At a recent Reddit AMA, Eric Lander, a professor of biology who played an important part in the Human Genome Project, answered this question:
Do you think immortatility is technically possible for human beings?
I don't think immortality is technically possible -- evolution has installed many many mechanisms to ensure that organisms die and make room for the next generation. I bet it is going to be very hard to completely overcome all these mechanisms.
This seems to me, at first blush, to exhibit the Evolution of Species Fairy fallacy. Evolution doesn't work to benefit species, populations, or the "next generation". If a mutation arises that increases longevity, and has no other downsides, then animals with that mutation should become more common in the gene pool, because they die less often. I remember reading that the effect would not be very strong, because most animals don't die of old age. But why would there be the opposite effect?
I am loath to attribute a very basic error to a distinguished professor of biology. Is there another explanation? Is the claim that evolution selects for mortality true?
Note: Eric went on to add:
I'm also not convinced immortality is such a good idea. A lot of human progress depends on having a new generation with new ideas. Immortality may equal stagnation.
This seems to be blatant rationalization of a preconceived idea that death is good. (I doubt he truly believes that extra progress is worth everybody dying.) So perhaps his first statement is also a form of rationalization. But it seems improbable to me that he would make such a statement about biology if he didn't think it well-founded. More likely there's something I'm misunderstanding.
ETA: one of the first Google results is this page at nature.com, The Evolution of Aging by Daniel Fabian, which goes into some depth on the subject. The bottom line is that it agrees with my expectation that evolution does not select for mortality. Choice quotes:
The Roman poet and philosopher Lucretius, for example, argued in his De Rerum Natura (On the Nature of Things) that aging and death are beneficial because they make room for the next generation (Bailey 1947), a view that persisted among biologists well into the 20th century. [...]
A more parsimonious evolutionary explanation for the existence of aging therefore requires an explanation that is based on individual fitness and selection, not on group selection. This was understood in the 1940's and 1950's by three evolutionary biologists, J.B.S. Haldane, Peter B. Medawar and George C. Williams, who realized that aging does not evolve for the "good of the species". Instead, they argued, aging evolves because natural selection becomes inefficient at maintaining function (and fitness) at old age. Their ideas were later mathematically formalized by William D. Hamilton and Brian Charlesworth in the 1960's and 1970's, and today they are empirically well supported. Below we review these major evolutionary insights and the empirical evidence for why we grow old and die.
How could a distinguished professor of biology, a leader of the HGP and advisor to the US President, get something so elementary wrong, when even a biology undergrad dropout like myself notices this seems wrong?
ETA #2: Gwern points to the Wikipedia article on Evolution of Ageing, which lists several competing theories of the evolution of aging (and therefore mortality). This shows the subject is more complex than I had thought and there may be good reason to believe mortality is selected for by evolution (or at least is reliably linked to something else that is selected).

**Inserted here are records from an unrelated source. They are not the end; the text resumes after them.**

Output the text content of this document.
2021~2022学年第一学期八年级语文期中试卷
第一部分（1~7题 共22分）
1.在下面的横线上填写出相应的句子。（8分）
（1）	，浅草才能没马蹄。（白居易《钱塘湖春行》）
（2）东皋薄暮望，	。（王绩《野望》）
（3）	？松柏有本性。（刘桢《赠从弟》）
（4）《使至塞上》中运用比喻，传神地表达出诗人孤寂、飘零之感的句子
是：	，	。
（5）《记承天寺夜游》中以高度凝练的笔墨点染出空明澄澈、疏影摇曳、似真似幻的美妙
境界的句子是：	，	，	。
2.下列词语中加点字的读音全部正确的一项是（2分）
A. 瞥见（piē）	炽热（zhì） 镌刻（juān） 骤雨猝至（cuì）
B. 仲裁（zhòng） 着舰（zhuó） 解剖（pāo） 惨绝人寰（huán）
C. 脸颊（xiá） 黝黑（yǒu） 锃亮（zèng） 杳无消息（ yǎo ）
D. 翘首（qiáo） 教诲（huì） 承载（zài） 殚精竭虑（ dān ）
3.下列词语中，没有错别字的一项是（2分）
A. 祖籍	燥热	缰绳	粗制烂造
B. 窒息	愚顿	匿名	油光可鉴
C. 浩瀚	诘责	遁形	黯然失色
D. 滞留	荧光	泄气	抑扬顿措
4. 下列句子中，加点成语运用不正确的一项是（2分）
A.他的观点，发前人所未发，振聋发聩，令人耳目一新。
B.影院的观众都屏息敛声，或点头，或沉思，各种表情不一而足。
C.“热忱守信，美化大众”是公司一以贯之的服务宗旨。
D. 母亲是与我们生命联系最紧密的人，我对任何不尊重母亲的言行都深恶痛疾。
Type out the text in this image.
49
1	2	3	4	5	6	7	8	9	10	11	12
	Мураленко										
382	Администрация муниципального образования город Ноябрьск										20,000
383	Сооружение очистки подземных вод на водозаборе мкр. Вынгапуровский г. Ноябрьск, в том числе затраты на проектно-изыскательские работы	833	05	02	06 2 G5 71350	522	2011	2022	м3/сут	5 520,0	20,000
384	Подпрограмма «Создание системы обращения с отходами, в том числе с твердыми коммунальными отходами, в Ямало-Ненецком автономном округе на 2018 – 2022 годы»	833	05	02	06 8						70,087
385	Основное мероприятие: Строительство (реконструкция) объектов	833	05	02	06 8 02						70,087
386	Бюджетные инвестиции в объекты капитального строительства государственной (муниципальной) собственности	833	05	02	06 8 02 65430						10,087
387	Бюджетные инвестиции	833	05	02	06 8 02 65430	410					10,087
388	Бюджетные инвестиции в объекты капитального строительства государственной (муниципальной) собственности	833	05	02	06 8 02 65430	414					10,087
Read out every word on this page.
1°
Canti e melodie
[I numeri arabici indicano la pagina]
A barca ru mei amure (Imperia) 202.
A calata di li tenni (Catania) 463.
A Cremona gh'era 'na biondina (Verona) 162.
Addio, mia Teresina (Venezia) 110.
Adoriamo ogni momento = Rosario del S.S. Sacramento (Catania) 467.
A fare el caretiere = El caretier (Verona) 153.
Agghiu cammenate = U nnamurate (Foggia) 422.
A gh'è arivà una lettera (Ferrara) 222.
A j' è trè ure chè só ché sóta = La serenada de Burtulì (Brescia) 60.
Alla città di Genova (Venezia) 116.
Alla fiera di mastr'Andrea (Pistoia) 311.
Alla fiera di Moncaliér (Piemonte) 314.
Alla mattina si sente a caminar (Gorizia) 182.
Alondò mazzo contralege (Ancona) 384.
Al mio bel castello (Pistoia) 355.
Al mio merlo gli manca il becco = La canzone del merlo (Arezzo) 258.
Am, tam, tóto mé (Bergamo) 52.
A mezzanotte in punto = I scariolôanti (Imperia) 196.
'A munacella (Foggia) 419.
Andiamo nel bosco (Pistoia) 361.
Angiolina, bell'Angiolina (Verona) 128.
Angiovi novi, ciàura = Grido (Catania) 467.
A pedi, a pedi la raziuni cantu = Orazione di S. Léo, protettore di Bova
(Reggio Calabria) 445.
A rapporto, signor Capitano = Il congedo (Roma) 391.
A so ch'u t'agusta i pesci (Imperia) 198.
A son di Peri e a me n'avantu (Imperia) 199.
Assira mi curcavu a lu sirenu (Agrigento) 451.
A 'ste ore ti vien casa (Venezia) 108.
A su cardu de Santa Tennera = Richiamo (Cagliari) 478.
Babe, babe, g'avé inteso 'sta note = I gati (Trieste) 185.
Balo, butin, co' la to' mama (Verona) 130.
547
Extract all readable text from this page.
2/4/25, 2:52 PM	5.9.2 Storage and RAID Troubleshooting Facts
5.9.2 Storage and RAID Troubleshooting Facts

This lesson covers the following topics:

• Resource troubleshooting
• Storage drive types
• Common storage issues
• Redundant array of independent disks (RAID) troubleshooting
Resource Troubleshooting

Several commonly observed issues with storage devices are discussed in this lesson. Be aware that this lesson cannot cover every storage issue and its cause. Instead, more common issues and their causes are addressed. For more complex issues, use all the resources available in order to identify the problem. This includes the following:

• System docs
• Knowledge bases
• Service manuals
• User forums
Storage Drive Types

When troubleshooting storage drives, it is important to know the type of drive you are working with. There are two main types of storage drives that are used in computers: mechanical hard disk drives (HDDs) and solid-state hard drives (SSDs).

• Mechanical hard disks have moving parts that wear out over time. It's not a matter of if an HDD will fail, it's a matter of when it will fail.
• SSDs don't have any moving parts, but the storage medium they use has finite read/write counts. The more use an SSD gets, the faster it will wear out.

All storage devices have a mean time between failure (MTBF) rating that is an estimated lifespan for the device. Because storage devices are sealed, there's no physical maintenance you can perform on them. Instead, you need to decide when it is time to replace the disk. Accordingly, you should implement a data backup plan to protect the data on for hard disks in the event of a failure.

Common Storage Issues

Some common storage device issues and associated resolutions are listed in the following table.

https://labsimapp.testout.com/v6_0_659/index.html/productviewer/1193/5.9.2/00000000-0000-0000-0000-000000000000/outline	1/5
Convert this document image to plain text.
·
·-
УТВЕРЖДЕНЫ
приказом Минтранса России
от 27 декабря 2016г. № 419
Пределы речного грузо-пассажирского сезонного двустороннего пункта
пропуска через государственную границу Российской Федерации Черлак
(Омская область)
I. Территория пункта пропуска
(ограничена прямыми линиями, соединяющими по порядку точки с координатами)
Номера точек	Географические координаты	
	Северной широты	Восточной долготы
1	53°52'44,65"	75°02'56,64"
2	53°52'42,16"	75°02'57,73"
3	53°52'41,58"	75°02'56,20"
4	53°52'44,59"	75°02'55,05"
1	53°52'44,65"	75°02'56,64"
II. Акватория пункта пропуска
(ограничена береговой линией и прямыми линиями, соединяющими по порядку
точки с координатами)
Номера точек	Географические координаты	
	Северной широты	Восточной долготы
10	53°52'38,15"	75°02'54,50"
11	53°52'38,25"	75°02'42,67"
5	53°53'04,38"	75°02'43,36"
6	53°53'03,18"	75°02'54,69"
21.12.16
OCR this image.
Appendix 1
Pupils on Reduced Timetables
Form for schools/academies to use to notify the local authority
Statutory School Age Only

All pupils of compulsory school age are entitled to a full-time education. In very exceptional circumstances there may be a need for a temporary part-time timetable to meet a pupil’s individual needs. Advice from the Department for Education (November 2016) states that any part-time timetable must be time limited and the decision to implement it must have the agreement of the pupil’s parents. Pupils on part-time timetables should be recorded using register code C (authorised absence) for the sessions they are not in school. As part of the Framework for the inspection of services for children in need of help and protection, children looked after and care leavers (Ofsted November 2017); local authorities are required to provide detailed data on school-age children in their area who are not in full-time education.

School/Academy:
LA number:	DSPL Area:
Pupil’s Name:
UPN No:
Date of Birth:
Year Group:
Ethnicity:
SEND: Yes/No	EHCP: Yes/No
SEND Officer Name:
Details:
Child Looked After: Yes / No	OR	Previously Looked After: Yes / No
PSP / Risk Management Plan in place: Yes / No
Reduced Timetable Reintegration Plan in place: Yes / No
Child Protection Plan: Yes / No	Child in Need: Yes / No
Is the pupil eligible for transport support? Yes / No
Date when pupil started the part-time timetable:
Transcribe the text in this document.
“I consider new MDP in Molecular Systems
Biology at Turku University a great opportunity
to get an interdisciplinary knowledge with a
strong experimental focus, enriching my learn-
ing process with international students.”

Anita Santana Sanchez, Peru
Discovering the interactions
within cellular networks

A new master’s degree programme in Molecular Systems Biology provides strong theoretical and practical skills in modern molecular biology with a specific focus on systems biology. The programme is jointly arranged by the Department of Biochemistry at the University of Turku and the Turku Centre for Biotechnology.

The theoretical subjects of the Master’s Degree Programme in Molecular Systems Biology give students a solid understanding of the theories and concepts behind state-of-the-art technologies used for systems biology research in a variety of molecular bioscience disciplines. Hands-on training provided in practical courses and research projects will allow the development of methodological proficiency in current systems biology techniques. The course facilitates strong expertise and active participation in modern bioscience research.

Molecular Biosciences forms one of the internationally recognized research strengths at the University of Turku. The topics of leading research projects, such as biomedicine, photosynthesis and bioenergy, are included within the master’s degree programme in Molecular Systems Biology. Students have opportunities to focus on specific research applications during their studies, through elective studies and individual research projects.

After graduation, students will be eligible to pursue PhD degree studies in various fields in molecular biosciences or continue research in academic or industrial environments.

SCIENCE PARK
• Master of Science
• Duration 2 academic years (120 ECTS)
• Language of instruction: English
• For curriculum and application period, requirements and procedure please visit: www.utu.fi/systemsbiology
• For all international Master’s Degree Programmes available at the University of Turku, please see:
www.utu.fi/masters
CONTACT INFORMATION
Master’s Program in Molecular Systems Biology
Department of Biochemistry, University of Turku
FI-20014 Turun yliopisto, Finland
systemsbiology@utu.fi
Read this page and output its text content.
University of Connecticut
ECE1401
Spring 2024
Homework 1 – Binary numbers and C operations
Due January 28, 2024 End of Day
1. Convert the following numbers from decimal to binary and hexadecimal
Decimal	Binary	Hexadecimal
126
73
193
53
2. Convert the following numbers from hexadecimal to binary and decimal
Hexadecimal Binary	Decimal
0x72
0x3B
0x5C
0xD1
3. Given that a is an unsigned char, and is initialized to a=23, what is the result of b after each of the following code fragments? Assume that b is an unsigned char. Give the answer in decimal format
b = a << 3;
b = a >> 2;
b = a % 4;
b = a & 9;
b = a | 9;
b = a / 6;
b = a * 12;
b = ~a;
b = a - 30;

I should be glad that I didn't discover an obvious error being committed by a distinguished professional, even if he may be ultimately wrong!
In one sense, mortality is definitely selected for, though indirectly. Natural selection selects on the basis of number of offspring who go on to reproduce, not length of life. If 95% of the organisms in a species die from predation before 5 years, then an adaptation that causes muscular dystrophy after that age but increases the vigor of the organisms before that age so that they can escape predators and reproduce 10% more before that age, that trait will be selected for. Once there is a trait that causes one system to become fatally nonfunctional at 5 years, any trait that increases fitness for the first 5 years but causes another system to fail around 5 years out will also be selected for. So you would expect to see a large number of system failures around the maximum lifespan of an organism. This is actually what we see with humans--at 70-100 years, hearts, livers, and kidneys all start to fail. Neurological diseases like Alzheimer's also become far more common around that age. My prediction is that when we figure out how to replicate the functions of hearts and kidneys well enough to allow artificial versions to function indefinitely, we will discover that the human body fails in new and interesting ways shortly thereafter.
It may well be possible to overcome these challenges, but it's not likely to be a simple matter of tweaking the concentration of a couple of compounds that increase in quantity as we age. Instead, I'm guessing it will involve engineering replacement organs specifically designed to operate indefinitely.
As for death being net positive, I disagree, but can see his point. Historically, large societal changes have coincided with the old guard dying off, though not every instance of the old guard dying off caused a large societal change. But it's a very easy and natural conclusion to draw, and reflects the society he was exposed to more than it reflects any huge irrationality on his part.
That's one of the major theories of aging. The difference is that it doesn't say aging itself is selected for, the way Eric Lander claims. It just says aging is accidentally genetically linked to something else that's being selected for.